The government has announced new legislation to allow central and local governments greater freedom to support business.


The Subsidy Control Bill will replace EU-wide state aid rules.

Those rules require member states to seek approval for government assistance to firms.

Government ministers insist the new regime will allow timely and targeted assistance to companies without bureaucratic delays.

The wording of the bill will be closely studied by the European Commission, which has long expressed concern the UK may distort competition by failing to ensure UK and EU forms operate on a so-called “level playing field”.

Business Secretary Kwasi Kwarteng said: “Today we’re seizing the opportunities of being an independent trading nation to back new and emerging British industries, create more jobs and make the UK the best possible place to start and grow a business.

“We want to use our newfound freedoms as an independent, sovereign country to empower public authorities across the UK to deliver financial support – without facing burdensome red tape.”

Government officials told the BBC it was “the most important bit of post-Brexit legislation yet”.

Competition lawyers agree it’s important, but warn it may also prove controversial.

The EU will be watching carefully to see if UK government support breaches commitments in the Brexit trade deal to maintain a level playing field – perhaps the EU’s biggest concern in the Brexit negotiations.

The UK government says it will judge cases for support on whether they deliver good value for money and help hit targets such as “levelling up” and decarbonising the economy.

It is not “carte blanche”. The UK will still be subject to World Trade Organisation rules and any decisions made can be contested in law courts.

There will also be safeguards to ensure that devolved government departments and local authorities do not engage in bidding wars of support that could cause a relocation of businesses and jobs from one part of the UK to another.

A new unit to issue advice on the operating of the new regime will be set up within the existing Competition and Markets Authority – but the CMA will have no powers to prohibit the granting of support.


Kwasi Kwarteng


The government was keen to stress that this would not “signal a return to the failed 1970s approach of government picking winners or bailing out unsustainable companies”.

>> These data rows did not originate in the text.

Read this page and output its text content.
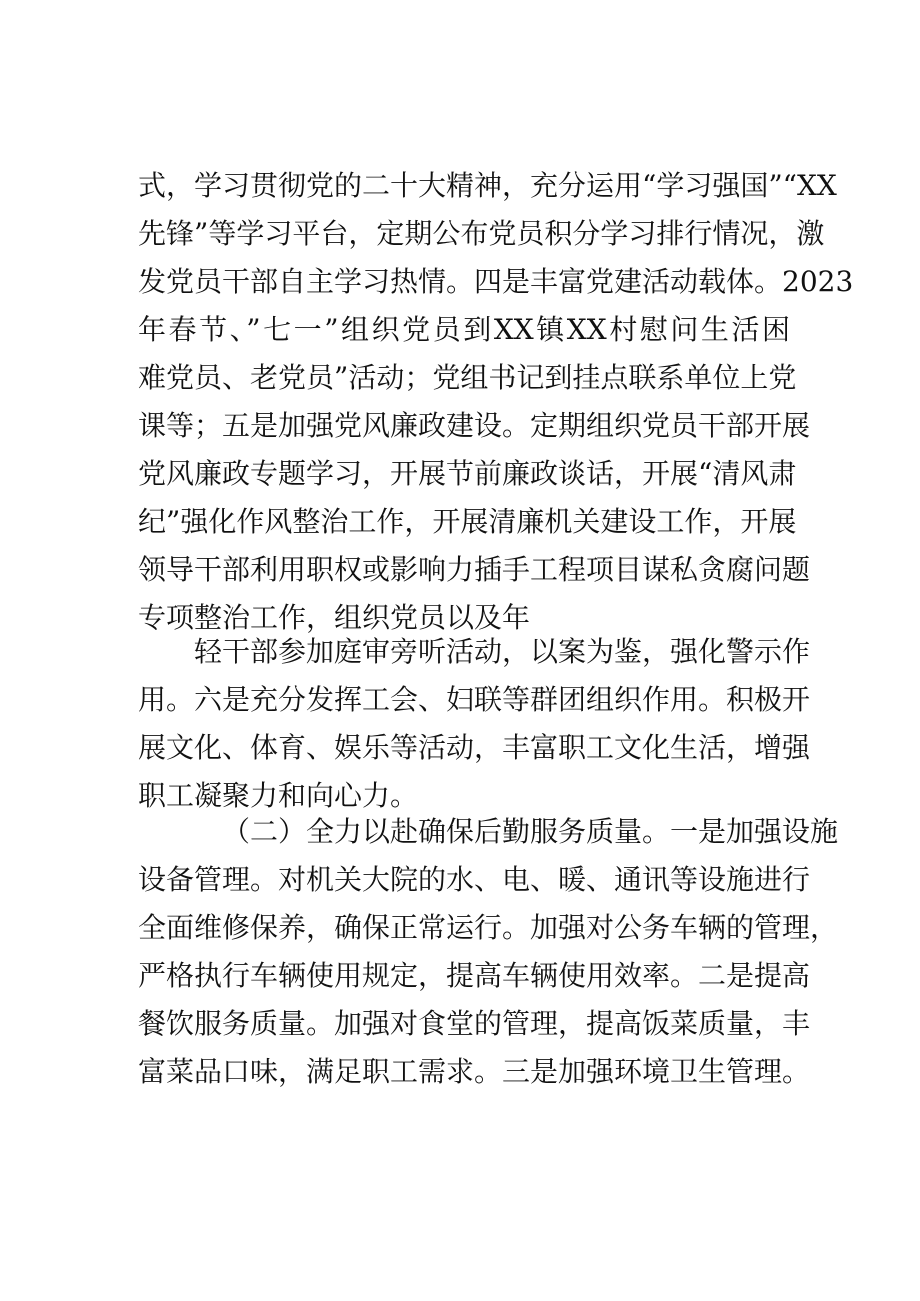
式，学习贯彻党的二十大精神，充分运用“学习强国”“XX
先锋”等学习平台，定期公布党员积分学习排行情况，激
发党员干部自主学习热情。四是丰富党建活动载体。2023
年春节、”七一”组织党员到XX镇XX村慰问生活困
难党员、老党员”活动；党组书记到挂点联系单位上党
课等；五是加强党风廉政建设。定期组织党员干部开展
党风廉政专题学习，开展节前廉政谈话，开展“清风肃
纪”强化作风整治工作，开展清廉机关建设工作，开展
领导干部利用职权或影响力插手工程项目谋私贪腐问题
专项整治工作，组织党员以及年
轻干部参加庭审旁听活动，以案为鉴，强化警示作
用。六是充分发挥工会、妇联等群团组织作用。积极开
展文化、体育、娱乐等活动，丰富职工文化生活，增强
职工凝聚力和向心力。
（二）全力以赴确保后勤服务质量。一是加强设施
设备管理。对机关大院的水、电、暖、通讯等设施进行
全面维修保养，确保正常运行。加强对公务车辆的管理，
严格执行车辆使用规定，提高车辆使用效率。二是提高
餐饮服务质量。加强对食堂的管理，提高饭菜质量，丰
富菜品口味，满足职工需求。三是加强环境卫生管理。
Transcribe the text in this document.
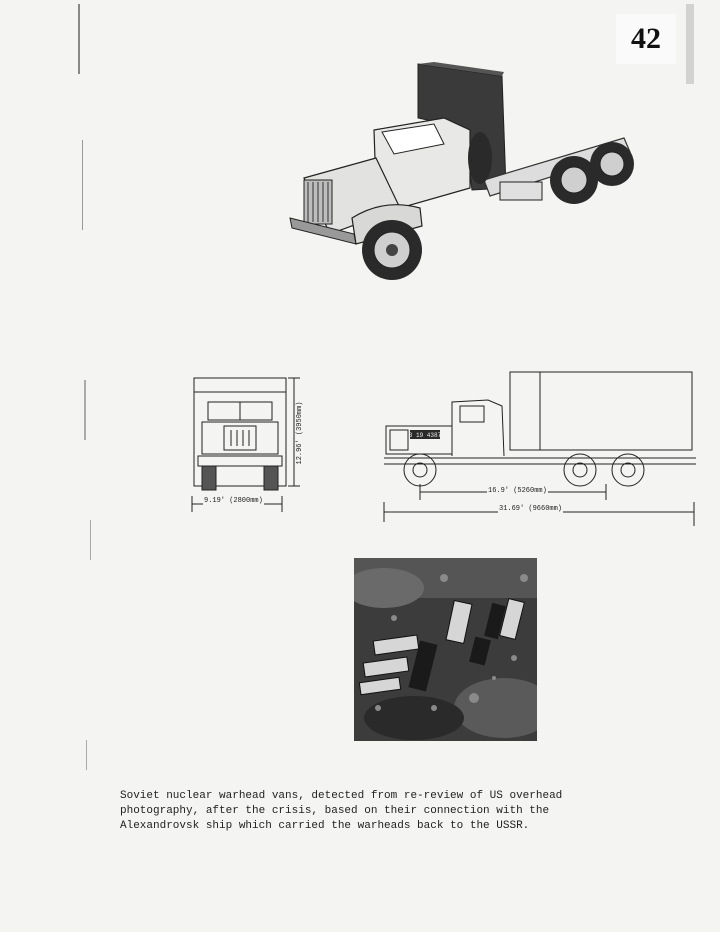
42
12.96' (3950mm)
9.19' (2800mm)
3 19 4387
16.9' (5260mm)
31.69' (9660mm)

Soviet nuclear warhead vans, detected from re-review of US overhead
photography, after the crisis, based on their connection with the
Alexandrovsk ship which carried the warheads back to the USSR.
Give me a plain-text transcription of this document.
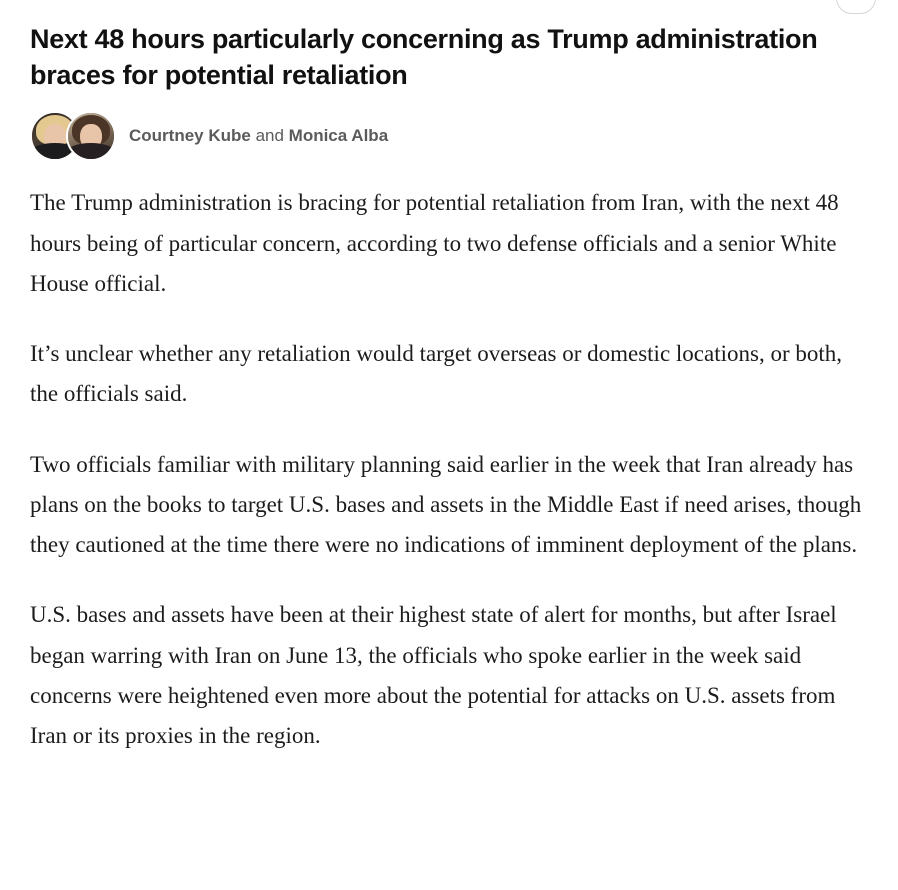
Next 48 hours particularly concerning as Trump administration braces for potential retaliation
Courtney Kube and Monica Alba

The Trump administration is bracing for potential retaliation from Iran, with the next 48 hours being of particular concern, according to two defense officials and a senior White House official.

It’s unclear whether any retaliation would target overseas or domestic locations, or both, the officials said.

Two officials familiar with military planning said earlier in the week that Iran already has plans on the books to target U.S. bases and assets in the Middle East if need arises, though they cautioned at the time there were no indications of imminent deployment of the plans.

U.S. bases and assets have been at their highest state of alert for months, but after Israel began warring with Iran on June 13, the officials who spoke earlier in the week said concerns were heightened even more about the potential for attacks on U.S. assets from Iran or its proxies in the region.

The UK has historically extended far less government support to private business than its EU counterparts in France and Germany and officials have historically said they do not expect the overall level of state aid to increase significantly.

What this new bill will do, they say, is to allow the government to be more agile, targeted and timely in its interventions.

This new bill is also a reminder, if one were needed, that this is a Conservative government that is prepared to take a much more muscular role in the grass roots functioning of business and the economy.

When asked what the UK government can do now that it couldn’t do before, the government will point to this new regime as a key post-Brexit freedom. It could also prove a key source of future trade disputes.